Supporting Selenium JavaScript API would be great as it seems to be more popular that WebExtensions API.
For example, navigation to url can be done in Selenium terms:

await driver.get('https://intoli.com');

instead of:

browser.tabs.create({ url: 'https://intoli.com' });

PS: some time ago I've made similar project - autotester. It's a browser extension that transforms selenium commands into WebExtensions API calls. Maybe it would be useful.

@vitalets Thanks for sharing this, it's really neat. We absolutely agree that the Web Extensions API isn't quite as user-friendly as some other APIs when it comes to automated testing. We like to think of Remote Browser as being more analogous to something like the Chrome DevTools Protocol than to Puppeteer. It's probably not the tool that you would want to use directly for automated testing, but it makes it easy to build higher-level APIs. If Remote Browser can handle launching browsers, connecting to them, remote code execution, remote error proxying, and other things like that, then those are things that you don't need to worry about when building a higher-level API.
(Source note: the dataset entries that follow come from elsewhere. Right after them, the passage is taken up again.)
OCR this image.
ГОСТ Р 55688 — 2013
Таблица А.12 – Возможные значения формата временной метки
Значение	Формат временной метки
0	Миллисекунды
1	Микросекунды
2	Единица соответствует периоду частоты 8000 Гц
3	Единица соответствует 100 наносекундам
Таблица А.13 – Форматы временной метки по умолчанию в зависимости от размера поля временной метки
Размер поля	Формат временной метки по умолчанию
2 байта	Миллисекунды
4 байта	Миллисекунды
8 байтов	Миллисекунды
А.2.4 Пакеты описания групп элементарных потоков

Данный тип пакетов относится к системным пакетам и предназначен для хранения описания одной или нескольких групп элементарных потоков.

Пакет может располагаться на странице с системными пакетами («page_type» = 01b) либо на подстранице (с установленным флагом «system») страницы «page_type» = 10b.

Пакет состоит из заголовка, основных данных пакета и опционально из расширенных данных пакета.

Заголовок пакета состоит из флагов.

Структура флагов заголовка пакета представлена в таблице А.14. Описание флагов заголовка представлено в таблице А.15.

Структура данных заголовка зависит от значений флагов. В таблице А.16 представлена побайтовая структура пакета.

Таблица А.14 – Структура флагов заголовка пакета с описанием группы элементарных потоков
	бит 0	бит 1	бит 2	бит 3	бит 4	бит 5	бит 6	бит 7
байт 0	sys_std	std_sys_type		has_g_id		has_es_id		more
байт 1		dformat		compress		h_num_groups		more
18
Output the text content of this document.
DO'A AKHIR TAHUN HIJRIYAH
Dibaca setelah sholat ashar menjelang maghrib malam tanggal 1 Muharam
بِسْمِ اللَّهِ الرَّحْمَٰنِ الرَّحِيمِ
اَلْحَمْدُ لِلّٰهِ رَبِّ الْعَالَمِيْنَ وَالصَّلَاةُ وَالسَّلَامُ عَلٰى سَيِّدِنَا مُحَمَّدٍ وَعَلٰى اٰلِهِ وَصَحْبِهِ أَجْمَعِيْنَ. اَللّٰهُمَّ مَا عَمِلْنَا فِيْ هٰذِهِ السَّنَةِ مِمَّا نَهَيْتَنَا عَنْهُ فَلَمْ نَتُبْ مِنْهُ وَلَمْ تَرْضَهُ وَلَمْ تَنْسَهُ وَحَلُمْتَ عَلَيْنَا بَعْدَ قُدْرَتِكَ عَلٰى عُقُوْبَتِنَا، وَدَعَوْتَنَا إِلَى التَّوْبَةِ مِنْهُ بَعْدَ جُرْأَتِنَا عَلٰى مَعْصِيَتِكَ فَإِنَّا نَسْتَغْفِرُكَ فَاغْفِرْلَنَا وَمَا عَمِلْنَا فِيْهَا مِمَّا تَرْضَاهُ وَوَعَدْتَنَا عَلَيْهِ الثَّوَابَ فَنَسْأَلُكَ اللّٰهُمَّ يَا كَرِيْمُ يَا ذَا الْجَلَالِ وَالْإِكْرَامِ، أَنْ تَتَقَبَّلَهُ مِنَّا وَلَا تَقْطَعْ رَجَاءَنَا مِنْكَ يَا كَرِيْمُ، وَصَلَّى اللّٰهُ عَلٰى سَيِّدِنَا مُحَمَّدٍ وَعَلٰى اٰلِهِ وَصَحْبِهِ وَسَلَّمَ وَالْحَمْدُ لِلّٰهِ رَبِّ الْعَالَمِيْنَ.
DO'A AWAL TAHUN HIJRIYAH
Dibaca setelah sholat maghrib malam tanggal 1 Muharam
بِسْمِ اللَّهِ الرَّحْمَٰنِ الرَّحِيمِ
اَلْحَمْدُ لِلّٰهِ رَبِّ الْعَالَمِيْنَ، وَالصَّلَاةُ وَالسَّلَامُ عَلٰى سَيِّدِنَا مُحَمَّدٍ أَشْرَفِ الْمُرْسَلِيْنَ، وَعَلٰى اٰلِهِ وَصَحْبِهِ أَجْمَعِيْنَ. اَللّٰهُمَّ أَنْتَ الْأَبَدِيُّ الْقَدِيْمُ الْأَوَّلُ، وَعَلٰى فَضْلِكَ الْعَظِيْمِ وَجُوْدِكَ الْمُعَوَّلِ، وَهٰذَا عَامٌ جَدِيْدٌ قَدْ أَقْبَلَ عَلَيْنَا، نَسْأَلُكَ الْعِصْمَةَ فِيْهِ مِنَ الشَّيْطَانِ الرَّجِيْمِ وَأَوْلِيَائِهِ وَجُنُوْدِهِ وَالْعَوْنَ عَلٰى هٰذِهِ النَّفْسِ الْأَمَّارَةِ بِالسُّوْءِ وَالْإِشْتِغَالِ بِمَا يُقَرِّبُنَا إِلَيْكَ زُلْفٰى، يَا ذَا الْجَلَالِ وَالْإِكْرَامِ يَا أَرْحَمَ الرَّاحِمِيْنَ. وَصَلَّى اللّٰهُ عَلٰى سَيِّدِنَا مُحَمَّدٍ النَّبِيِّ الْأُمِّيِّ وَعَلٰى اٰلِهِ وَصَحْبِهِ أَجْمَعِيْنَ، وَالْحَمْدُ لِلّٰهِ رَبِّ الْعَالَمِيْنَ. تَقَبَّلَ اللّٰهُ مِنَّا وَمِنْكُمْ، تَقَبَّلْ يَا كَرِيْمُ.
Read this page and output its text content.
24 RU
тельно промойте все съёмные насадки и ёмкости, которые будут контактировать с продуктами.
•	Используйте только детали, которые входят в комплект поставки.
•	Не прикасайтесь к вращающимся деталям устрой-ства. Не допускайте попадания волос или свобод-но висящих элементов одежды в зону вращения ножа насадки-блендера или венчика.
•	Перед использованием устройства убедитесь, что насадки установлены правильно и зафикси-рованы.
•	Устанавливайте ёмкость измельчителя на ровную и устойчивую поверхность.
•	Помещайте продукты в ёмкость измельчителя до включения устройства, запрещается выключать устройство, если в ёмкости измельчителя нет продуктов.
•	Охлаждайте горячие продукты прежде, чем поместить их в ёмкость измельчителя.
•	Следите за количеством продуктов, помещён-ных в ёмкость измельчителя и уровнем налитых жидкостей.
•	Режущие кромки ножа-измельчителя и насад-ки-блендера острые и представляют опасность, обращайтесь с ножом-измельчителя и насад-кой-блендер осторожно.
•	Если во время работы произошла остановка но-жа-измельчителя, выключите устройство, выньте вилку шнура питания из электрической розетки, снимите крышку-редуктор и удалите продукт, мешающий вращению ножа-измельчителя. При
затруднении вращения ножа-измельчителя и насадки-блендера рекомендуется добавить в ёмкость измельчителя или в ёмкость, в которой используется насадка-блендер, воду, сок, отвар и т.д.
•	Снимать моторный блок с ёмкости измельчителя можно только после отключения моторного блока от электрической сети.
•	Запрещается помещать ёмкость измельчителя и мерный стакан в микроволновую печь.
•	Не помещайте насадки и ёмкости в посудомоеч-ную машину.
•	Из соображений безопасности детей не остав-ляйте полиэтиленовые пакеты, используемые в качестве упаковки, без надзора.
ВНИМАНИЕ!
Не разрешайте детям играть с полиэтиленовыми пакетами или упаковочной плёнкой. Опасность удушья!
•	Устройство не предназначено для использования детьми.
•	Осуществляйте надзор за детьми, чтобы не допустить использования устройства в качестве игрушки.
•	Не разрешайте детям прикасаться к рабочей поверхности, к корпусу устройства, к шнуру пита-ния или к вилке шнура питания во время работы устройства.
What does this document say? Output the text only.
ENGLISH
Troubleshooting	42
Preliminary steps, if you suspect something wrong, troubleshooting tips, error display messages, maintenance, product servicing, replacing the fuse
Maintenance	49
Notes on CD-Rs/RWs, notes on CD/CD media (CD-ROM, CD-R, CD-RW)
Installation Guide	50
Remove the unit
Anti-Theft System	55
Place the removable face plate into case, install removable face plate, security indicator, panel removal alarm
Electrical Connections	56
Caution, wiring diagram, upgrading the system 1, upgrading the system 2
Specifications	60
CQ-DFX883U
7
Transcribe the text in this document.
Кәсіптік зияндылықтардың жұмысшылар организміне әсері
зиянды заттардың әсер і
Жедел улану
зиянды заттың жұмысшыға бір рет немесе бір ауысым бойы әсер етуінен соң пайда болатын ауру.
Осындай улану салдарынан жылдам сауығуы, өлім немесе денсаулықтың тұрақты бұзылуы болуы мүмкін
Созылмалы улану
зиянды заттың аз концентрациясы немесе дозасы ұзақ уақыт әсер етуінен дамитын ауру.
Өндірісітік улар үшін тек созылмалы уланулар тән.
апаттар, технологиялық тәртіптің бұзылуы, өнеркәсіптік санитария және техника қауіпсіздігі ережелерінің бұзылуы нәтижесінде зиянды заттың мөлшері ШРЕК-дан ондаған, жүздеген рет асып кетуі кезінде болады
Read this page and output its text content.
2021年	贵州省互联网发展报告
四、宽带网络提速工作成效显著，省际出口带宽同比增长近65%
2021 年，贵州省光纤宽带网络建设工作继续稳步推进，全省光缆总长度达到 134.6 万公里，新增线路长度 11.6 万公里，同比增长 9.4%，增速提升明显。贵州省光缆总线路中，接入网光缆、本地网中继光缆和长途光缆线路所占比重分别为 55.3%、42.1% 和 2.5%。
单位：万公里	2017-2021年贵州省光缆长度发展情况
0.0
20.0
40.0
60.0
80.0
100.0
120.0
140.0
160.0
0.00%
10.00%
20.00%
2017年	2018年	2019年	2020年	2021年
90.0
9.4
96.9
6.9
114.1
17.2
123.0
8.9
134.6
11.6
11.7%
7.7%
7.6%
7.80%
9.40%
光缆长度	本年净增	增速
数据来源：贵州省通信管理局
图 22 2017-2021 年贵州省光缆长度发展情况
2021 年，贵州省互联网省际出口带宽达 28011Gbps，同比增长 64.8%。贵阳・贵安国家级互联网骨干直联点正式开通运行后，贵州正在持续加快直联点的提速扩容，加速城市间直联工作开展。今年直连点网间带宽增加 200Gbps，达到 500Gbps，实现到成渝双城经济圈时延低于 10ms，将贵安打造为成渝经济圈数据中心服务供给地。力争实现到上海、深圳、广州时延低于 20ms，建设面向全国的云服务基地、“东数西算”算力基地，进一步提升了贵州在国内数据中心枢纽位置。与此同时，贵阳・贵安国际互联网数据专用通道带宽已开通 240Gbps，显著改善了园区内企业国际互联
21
Any library which takes a browser object upon initialization should be able to mostly work out of the box both directly inside of extensions, as with autotester, and also with Remote Browser. We actually have some higher-level APIs in the works right now that function in this way, and we're really excited to get them out there in the near future. I haven't dug into the autotester code yet, but there's a good chance that the Selenium/Extension mappings could be relatively easily adapted to this sort of interface.

I'm going to close the issue because we believe that higher-level APIs are best suited for separate projects like I described above. The core Remote Browser API will always be tightly coupled with the Web Extensions API, but we're highly supportive of high-level APIs being built on top of it.